Recensione: Endarkenment
Puntuali come un orologio a cadenza biennale, ecco un ritorno in studio degli Anaal Nathrakh, che raggiungono l’undicesimo traguardo in buona forma e con una proposta che avvalora il vecchio detto “Squadra che vince non si cambia”. Questo modus operandi si rivela però presto un’arma a doppio taglio nella musica di Mick e Dave e le fondamenta del castello iniziano un po’ a stridere come era già successo nel precedente A New Kind Of Horror. Endarkenment parte subito in quinta, anzi in sesta con un omonimo brano capolavoro, che mette in luce tutta la potenza e l’impatto sonoro che i nostri sono in grado di sprigionare: produzione da denuncia, drum machine a velocità improponibili e la voce di Dave che, quando azzecca la linea vocale, rasenta la perfezione.
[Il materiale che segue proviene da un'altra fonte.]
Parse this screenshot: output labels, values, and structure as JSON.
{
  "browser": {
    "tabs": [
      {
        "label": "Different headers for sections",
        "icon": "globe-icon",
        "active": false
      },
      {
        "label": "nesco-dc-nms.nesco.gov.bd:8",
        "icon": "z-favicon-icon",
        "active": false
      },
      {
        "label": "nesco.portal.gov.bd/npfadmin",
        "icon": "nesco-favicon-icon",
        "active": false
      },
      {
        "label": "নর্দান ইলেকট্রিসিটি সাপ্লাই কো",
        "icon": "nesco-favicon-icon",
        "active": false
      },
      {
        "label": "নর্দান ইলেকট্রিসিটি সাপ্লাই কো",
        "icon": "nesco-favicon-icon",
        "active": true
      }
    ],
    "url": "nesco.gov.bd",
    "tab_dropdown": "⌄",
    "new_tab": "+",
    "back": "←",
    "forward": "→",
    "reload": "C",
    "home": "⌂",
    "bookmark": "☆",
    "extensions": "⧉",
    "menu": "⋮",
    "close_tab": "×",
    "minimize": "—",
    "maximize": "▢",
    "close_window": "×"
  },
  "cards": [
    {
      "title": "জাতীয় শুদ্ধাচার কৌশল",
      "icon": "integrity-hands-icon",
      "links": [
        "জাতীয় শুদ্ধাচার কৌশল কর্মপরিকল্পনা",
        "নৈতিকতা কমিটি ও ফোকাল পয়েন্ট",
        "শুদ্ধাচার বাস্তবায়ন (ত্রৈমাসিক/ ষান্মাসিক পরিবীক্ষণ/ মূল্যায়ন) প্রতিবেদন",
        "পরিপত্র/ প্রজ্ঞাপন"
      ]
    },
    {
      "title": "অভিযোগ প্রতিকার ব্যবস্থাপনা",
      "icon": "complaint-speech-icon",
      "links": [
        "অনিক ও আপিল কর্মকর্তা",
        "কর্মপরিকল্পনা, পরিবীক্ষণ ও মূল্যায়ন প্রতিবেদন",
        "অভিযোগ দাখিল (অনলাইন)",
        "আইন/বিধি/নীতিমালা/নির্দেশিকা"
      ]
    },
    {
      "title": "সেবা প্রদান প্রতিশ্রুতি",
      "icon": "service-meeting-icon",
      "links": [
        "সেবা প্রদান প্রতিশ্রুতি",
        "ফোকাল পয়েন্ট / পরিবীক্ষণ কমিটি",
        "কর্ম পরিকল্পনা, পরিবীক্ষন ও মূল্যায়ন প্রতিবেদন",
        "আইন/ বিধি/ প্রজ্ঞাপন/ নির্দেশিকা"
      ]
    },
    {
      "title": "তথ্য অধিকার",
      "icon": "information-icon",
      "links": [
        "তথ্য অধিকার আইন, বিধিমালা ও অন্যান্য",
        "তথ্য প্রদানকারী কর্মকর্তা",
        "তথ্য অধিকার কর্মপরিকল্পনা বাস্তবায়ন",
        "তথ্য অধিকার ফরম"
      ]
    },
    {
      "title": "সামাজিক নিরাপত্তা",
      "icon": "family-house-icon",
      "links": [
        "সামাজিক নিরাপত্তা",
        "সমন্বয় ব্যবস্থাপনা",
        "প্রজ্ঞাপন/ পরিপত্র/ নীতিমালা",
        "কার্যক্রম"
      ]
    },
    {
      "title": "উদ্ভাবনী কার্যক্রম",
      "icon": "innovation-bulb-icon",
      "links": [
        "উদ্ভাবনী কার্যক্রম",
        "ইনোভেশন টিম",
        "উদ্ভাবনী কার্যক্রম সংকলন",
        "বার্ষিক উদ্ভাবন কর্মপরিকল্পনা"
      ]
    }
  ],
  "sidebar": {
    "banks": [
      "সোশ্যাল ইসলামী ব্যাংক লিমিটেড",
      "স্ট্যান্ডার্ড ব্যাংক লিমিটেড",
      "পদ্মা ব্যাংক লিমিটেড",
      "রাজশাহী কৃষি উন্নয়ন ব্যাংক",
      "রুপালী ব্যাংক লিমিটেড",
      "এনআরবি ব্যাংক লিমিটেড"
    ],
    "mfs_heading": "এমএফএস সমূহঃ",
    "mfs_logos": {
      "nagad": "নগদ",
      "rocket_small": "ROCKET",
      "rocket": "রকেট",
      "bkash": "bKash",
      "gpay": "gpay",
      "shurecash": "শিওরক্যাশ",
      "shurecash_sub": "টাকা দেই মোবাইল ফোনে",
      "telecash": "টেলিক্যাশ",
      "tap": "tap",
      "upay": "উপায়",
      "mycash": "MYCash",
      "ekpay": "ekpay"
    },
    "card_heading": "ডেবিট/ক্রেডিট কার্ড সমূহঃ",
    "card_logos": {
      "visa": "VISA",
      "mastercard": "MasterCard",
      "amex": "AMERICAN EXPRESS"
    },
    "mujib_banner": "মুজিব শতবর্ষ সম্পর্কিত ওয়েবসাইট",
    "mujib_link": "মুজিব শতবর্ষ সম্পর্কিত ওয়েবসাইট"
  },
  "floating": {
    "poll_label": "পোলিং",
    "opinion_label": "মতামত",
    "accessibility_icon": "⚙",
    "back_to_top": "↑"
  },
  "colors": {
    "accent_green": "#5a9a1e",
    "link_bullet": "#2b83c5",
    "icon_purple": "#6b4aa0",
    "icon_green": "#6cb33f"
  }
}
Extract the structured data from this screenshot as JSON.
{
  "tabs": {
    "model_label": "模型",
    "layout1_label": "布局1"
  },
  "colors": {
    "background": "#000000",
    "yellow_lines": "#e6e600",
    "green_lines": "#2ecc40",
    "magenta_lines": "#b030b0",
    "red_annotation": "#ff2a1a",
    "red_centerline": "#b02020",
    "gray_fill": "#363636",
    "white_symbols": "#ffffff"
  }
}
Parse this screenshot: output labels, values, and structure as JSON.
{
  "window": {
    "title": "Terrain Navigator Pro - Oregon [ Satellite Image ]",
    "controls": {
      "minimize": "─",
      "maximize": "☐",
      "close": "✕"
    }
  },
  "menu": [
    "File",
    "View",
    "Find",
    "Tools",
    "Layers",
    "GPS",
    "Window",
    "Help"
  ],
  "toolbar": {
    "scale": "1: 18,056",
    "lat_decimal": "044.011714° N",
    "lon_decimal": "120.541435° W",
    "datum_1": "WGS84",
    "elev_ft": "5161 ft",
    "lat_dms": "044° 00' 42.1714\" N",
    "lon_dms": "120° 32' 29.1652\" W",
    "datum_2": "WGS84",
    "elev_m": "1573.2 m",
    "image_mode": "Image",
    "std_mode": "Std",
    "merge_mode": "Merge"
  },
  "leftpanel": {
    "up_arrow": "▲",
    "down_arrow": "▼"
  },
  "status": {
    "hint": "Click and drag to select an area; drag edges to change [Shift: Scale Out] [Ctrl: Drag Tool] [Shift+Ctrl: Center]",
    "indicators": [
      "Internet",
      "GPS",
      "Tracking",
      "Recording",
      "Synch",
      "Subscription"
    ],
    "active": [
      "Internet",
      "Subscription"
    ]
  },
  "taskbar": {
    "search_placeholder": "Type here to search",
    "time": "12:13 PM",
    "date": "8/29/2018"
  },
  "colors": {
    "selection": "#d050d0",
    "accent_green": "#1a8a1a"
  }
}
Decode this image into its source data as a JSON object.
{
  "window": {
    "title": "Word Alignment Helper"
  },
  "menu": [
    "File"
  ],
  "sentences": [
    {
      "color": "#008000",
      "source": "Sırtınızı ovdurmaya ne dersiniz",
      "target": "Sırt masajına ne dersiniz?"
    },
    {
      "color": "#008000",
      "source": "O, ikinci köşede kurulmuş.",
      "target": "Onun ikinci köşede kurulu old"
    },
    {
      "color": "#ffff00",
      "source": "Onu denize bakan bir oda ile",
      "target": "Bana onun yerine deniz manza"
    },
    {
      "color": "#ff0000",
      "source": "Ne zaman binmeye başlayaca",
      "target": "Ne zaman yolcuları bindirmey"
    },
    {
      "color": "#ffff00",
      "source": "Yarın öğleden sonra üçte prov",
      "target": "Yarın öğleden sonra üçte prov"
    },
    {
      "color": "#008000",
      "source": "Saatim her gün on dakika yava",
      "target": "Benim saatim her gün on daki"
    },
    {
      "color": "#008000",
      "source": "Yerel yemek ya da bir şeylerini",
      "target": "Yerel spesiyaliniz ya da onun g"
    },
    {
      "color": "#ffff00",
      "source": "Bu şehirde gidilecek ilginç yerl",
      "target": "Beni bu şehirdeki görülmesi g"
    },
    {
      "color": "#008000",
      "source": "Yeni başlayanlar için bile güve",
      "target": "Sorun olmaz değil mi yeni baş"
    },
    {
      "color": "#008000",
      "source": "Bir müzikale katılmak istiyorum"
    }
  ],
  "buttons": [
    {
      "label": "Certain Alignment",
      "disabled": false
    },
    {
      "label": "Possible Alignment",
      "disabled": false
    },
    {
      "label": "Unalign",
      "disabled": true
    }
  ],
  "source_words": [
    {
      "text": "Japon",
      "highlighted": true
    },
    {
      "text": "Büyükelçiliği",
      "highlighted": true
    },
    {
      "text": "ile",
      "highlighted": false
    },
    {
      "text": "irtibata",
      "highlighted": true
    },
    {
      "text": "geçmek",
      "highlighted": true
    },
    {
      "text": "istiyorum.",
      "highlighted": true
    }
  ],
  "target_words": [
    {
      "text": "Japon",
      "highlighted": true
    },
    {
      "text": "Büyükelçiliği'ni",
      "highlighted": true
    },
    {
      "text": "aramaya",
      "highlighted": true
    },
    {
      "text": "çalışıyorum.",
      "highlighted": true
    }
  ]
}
Dave negli Anaal Nathrakh si comporta come un 10 in una squadra di calcio: se è in giornata vince da solo, se no giochi con un uomo in meno. Conferma la tesi il ritornello di Thus, Always, To Tyrants, che è un gran casino e nulla più; si sarebbe potuto fare di meglio. The Age of Starlight Ends rallenta un po’ il tiro e adotta quelle atmosfere horrorifiche che ben funzionarono negli album precedenti; Dave centra il ritornello e il brano prende tutta un’altra piega.
Libidinous (A Pig with Cocks in Its Eyes), oltre ad avere un titolo esilarante, ha anche dalla sua il Kenney 1/bis, ovvero il riff ta ta ta taaaa ta, ta ta ta taaaa ta, che il buon Mick usa in qualsiasi frangente e ormai non fa più notizia. Discreto il ritornello, ma è il resto che è puro riciclo. Beyond Words è una bella ma confusionaria legnata mentre Feeding The Death Machine è un buon brano, che effettua una scorribanda nel melodeath con ottimi riff; il ritornello al miele di Dave non è riuscitissimo e avrebbe avuto bisogno di più cattiveria.
Create Art, Though The World May Perish è un brano interessantissimo, che allunga il minutaggio e sperimenta in maniera piacevole per poi bilanciarsi ottimamente con le clean vocals, qui azzeccate e ben a fuoco. Singularity e Punish Them continuano un assalto cieco e totale e la chiusura è affidata a Requiem, che offre un’atmosfera mefitica e una nenia in sottofondo dal tono spettrale e che ben si colloca in un cimitero di notte. Molto bello il finale del disco, con una sezione melodica che va a sfumare in maniera fiera e trionfante.
Endarkenment è un disco velocissimo, diretto e senza troppi giri di parole. E’ un’opera riuscita ma altalenante, che alterna grandi idee ad autocitazioni e copie di brani dei precedenti album, inficiandone parecchio la longevità. Questo succede soprattutto nei pezzi più veloci, dove stacchi e impianti sonori sono già stati usati e risultano quindi telefonati e prevedibili. Quando invece si prova ad andare in direzioni nuove l’esperimento riesce sempre e se ne vorrebbe ancora. Gli Anaal Nathrakh in futuro dovrebbero fare questo: snaturarsi di più. Per ora la sufficienza c’è sempre e i fan non resteranno di certo delusi; è lecito però pretendere un po’ di più, perché dal bellissimo The Whole Of The Law l’ispirazione è andata un po’ in calando. L’impatto invece è quello di sempre, e quando si tira su il volume le ragnatele spariscono chiedendo pietà.